November 14, 2014
There are no set rules about what to say in a video testimonial. Which, if you’re just starting out, is both good and bad news. On one hand, if there were, it would get boring pretty fast, right? On the other, that means you need to have an understanding of what viewers need to hear.
Here are a few examples of the best things to say, along with the different ways to get them.
Sometimes you need to let a natural do their thing to get the best results
There’s always a debate about using scripts for testimonials; when to use them, if they should even be used at all compared with an outline, which gives a general overview without sounding forced. Sometimes, though, you need to let the speaker go without direction.
Testimonials rely on fresh viewpoints from people who can say things in an enlightening or captivating way.
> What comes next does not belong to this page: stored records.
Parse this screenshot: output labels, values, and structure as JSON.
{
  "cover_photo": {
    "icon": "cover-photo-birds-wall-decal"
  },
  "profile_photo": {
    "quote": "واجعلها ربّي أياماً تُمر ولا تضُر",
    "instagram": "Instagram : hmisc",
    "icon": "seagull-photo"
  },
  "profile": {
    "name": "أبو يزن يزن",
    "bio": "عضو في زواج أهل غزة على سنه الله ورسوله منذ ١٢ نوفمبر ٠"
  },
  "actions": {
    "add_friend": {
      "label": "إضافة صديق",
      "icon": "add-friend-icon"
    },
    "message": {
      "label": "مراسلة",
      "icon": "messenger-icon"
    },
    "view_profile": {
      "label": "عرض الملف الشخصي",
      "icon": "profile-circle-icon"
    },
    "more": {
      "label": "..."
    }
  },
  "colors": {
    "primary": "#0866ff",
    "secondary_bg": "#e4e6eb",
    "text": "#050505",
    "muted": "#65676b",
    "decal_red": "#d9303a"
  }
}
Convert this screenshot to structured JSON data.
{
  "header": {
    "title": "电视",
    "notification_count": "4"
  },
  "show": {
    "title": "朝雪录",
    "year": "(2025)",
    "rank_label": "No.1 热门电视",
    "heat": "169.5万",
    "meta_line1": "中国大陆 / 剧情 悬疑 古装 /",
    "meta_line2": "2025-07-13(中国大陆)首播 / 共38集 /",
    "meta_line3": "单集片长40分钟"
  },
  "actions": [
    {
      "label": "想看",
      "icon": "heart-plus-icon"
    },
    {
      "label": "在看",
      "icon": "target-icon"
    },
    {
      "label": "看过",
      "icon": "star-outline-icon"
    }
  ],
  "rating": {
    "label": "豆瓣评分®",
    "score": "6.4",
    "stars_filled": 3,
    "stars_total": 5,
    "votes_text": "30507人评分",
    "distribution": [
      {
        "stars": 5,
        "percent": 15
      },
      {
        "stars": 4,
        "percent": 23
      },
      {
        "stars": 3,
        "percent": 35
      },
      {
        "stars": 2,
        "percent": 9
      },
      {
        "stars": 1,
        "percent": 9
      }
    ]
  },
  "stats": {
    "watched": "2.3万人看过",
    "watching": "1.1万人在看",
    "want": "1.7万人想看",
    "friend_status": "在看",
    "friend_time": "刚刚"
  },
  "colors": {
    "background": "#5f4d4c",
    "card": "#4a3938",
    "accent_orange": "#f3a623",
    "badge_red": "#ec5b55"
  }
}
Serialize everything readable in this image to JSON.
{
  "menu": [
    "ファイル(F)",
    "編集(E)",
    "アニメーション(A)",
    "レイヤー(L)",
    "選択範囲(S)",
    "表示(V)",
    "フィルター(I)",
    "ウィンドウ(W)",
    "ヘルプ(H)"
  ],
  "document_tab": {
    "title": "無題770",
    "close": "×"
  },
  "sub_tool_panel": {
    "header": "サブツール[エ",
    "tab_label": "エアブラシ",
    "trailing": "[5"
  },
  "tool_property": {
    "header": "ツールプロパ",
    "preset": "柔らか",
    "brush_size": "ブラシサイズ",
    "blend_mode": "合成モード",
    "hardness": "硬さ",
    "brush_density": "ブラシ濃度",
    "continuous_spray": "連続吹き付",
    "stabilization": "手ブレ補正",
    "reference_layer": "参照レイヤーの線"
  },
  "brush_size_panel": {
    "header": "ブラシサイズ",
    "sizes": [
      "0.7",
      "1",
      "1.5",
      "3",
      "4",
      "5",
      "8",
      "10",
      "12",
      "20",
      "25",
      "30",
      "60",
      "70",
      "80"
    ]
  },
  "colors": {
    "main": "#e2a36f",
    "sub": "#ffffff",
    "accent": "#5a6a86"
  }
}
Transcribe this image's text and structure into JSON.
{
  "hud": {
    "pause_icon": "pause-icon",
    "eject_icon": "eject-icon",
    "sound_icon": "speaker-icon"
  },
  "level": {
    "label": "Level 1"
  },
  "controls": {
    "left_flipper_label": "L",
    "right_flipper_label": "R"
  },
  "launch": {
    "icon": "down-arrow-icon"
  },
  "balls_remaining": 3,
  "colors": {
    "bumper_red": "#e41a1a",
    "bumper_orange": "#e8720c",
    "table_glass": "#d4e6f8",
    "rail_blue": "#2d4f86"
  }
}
And this might not happen very often, but it’s something you’ll begin to spot as you get the hang of things. You’ll find there are certain people who are born to give video testimonials. They’re great speakers, at ease, undaunted with summing up their thoughts and recording them.
When you find these people and tap them for a testimonial or longer video, the best thing you can do is let them go and stand back to watch them work their magic. They’re likely to come up with things that you haven’t considered, to look at your brand from a different angle, which is invaluable and something you’ll want to make the most of.
Stay away from generic descriptors like great or best ever
That being said – you’re not always going to have clients or peers who are gifted speakers. They’re going to need an outline, or a question or two that’ll serve as a prompt. Your job is to make sure you stay far, far away from generic descriptors for your brand.
Words like nice, great, or best ever are so overused at this point, that you’re running the risk of viewers thinking your testimonials are fake. If you provide a general script for them to use, make sure you allow them to come up with their own descriptors to detail what you do. You want your clients to say what they really think, in terms that come naturally to them. Using terms that sound manufactured are going to turn off viewers and you risk losing their trust in the process.